"the hearings thus far have been devoid of vivid witnesses and compelling drama."
-- The New York Times on the Senate investigation of the campaign finance scandal.
Move over, Tinseltown, because a real thriller is coming to the nation's living rooms later this summer. Actor-turned-senator Fred Thompson, stung by low TV ratings and a bored news media, is going to put some major zip into the campaign finance hearings when they start up again in September.
"We'll have more thrills than 'Men In Black' and 'Air Force One,'" vowed the feisty Tennessee senator after the first round of hearings ended Thursday to decidedly mixed reviews. "Nailing those wily Asian money men and exposing their conspiracy to take over American elections is going to be non-stop action from now on."
The new strategy, according to a top secret PR plan we've obtained, was previewed two weeks ago to a focus group who watched the hearings when a CIA agent testified from behind a hidden screen. Based on the test audience's positive reaction, Thompson will premiere the fall series with a riveting "mystery witness" who is shrouded in a black hood to keep his identity secret from a band of rumored Chinese government killers-for-hire. He will tell a shocking tale of receiving millions of dollars in a satchel from a Chinese embassy official and using the money to entertain Democratic congressional candidates at wild parties stocked with Asian call girls. The witness is actually a "composite character" played by an actor, dramatizing allegations contained in raw FBI files, Internet discussion groups and Wall Street Journal editorials. The actor? None other than Thompson's hunky co-star in "Die Hard 2," Bruce Willis!
That's just the beginning. Guest interrogators drawn from TV's top cop shows, like tough-guy "NYPD" cop Andy Sipowicz (Dennis Franz) and bullet-headed Frank Pembleton (Andre Braugher) from "Homicide" will apply their well-honed questioning skills to pry confessions from evasive Clinton supporters. Sparks are really going to fly when Franz leaps over the hearing table, grabs ex-White House adviser Harold Ickes by the shirt collar and calls him a "scum bucket" for not telling more about those White House coffee klatches.
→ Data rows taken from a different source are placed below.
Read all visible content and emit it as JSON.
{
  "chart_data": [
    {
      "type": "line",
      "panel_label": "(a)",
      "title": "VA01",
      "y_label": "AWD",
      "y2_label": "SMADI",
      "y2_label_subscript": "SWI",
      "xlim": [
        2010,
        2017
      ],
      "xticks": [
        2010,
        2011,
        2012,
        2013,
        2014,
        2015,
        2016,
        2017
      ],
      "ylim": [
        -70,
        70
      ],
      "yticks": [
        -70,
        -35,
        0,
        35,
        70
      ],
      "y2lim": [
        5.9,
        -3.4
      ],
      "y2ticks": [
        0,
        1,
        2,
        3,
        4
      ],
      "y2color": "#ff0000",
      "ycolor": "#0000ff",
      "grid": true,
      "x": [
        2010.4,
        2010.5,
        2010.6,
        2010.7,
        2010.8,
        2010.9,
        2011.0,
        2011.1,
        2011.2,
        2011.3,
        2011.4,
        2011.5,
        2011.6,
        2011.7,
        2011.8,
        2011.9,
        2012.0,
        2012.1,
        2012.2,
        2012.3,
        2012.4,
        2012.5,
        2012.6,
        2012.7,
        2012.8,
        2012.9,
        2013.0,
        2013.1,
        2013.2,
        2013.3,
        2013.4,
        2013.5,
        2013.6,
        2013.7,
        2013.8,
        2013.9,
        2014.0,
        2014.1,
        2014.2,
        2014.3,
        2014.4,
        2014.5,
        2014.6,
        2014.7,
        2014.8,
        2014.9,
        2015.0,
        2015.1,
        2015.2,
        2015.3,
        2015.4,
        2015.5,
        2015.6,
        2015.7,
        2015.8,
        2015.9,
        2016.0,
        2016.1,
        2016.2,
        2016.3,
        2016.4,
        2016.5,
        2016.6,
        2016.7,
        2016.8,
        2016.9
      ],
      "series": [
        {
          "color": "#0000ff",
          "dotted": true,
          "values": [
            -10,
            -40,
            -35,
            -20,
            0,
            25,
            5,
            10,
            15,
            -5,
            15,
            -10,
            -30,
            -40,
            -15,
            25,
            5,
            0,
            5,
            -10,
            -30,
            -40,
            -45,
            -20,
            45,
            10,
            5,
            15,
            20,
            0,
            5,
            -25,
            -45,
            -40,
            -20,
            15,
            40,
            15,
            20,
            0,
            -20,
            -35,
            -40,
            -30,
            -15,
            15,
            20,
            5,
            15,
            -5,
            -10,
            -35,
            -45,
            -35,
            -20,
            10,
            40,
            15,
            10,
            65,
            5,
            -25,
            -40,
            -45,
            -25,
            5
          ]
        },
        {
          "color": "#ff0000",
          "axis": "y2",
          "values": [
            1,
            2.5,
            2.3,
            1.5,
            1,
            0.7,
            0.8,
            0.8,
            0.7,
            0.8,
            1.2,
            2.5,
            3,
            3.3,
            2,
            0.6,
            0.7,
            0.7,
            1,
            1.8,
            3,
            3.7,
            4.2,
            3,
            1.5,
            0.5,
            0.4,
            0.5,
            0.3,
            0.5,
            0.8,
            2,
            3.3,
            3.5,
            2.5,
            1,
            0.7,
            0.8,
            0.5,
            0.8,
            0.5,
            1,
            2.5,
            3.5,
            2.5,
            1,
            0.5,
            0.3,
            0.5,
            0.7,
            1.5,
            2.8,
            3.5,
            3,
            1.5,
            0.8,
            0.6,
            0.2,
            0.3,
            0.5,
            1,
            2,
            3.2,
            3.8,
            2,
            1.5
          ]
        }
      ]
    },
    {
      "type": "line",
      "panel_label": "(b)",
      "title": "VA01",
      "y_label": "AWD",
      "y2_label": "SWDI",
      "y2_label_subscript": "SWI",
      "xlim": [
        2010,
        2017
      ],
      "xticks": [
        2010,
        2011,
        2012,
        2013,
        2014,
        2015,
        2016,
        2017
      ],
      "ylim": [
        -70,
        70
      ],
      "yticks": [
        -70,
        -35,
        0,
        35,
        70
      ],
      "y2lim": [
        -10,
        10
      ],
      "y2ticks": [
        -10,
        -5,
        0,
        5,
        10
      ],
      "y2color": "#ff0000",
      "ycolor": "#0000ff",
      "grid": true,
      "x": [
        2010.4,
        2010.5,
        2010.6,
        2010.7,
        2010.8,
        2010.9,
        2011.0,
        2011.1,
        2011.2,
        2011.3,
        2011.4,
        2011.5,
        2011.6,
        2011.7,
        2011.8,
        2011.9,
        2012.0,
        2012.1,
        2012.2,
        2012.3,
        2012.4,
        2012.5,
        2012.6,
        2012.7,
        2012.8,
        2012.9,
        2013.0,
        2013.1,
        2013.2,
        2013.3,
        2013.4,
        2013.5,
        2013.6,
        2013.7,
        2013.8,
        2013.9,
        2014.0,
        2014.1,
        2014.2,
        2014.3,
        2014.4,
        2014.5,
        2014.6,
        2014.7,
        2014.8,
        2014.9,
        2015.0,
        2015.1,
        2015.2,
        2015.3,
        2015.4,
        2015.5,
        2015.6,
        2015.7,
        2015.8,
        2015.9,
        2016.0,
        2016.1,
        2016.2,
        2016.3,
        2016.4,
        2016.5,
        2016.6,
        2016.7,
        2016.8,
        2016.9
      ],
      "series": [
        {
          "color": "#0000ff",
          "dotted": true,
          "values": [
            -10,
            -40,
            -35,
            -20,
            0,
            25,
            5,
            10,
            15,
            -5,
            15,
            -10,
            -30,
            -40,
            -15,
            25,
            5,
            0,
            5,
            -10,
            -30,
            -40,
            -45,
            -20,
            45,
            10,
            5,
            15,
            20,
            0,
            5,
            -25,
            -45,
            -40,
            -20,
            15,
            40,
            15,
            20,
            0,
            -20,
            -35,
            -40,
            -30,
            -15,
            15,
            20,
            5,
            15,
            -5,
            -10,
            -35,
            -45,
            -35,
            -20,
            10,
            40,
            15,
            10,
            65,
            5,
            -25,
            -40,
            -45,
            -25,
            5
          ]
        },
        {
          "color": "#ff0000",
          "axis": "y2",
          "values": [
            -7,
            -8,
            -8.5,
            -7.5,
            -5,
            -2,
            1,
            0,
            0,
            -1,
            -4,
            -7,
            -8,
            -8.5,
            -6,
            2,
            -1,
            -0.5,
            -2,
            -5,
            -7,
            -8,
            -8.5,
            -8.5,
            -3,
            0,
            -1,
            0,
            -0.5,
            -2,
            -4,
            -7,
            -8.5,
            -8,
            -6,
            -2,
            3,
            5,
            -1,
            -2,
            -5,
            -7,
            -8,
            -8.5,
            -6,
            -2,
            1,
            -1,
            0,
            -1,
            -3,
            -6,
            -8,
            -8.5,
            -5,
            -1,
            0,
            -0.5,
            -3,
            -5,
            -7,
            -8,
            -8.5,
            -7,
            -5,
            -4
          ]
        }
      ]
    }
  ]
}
And who better to bring on board as director than Oliver Stone. The "JFK" maven's straight-to-video movie of the hearings will feature dramatic reenactments of such key scenes as fund-raiser John Huang (played by action star Jackie Chan) handing over money in the White House -- and later escaping the clutches of federal investigators by doing back-flips through a plate-glass window in his lawyer's office.
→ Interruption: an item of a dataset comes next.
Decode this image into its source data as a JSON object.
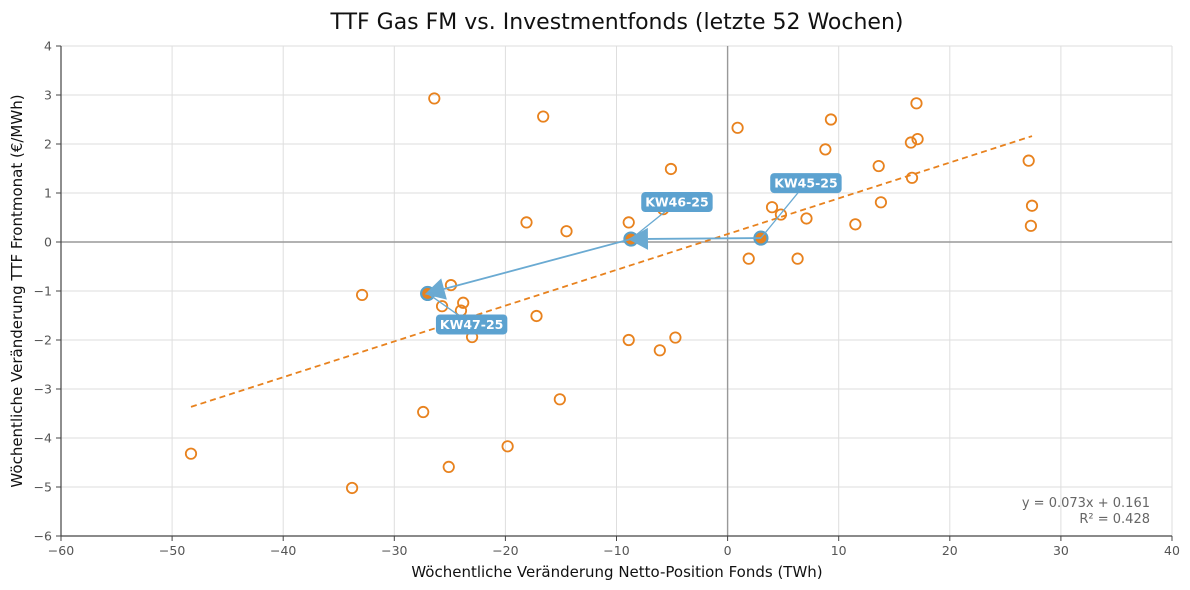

As for the "love" interest (wink, wink), Thompson will bring on sultry sex kittens who've been involved in the steamy scandal. Just as the Iran-contra hearings had the willowy blond Fawn Hall, so will the campaign finance hearings be spiced up with gorgeous Congressional aides -- and the bachelor senator's latest girlfriend -- in close proximity to CNN's camera. Democratic Party contributor Pamela Anderson Lee will be called to testify.
More erotic fireworks will be unleashed when Thompson grills fat-cat contributors about what really happened behind closed doors in the Lincoln Bedroom. "Taxpayer funds were used to pay for your sexcapades," Thompson will fume while cross-examining Barbra Streisand and her flame, James Brolin. Adding color, as well as a sense of exotic mystery, Asian fund-raisers John Huang and Charlie Trie will appear before the committee wearing colorful native garb designed by the Academy Award-winning designers of "The Age of Innocence."
Aware that campaign finance sounds like so much "inside the Beltway" stuff, Thompson has handed location shooting to Stone. The committee travels to Area 51 in Nevada, where the Air Force reportedly keeps seized UFOs and alien bodies. "Just as the government covers up the real truth about UFOs," Thompson will tell a huge TV audience (including cosmonauts on the Mir space station), "so too is the White House covering up another alien invasion -- tainted foreign money entering our political system."
Thompson's gruff exterior won't exclude his tender side, as he gently interviews 11-year-old Sally Ma, whose daddy gave all his money to John Huang in the hopes of obtaining a lucrative Commerce Department contract. When the contract was given to an even bigger donor, her father lost his job, and they now are forced to live in their cramped Infiniti.
Viewers will enjoy lighter moments, especially when Thompson brings on a sure-fire crowd-pleaser: midget Republican lawyers asking tough questions in squeaky voices of former DNC chairman Dan Fowler. "The next hearings will have mystery, excitement, tears and laughs -- everything the American public wants," Thompson told one insider. "I'm sure they'll be watching in droves."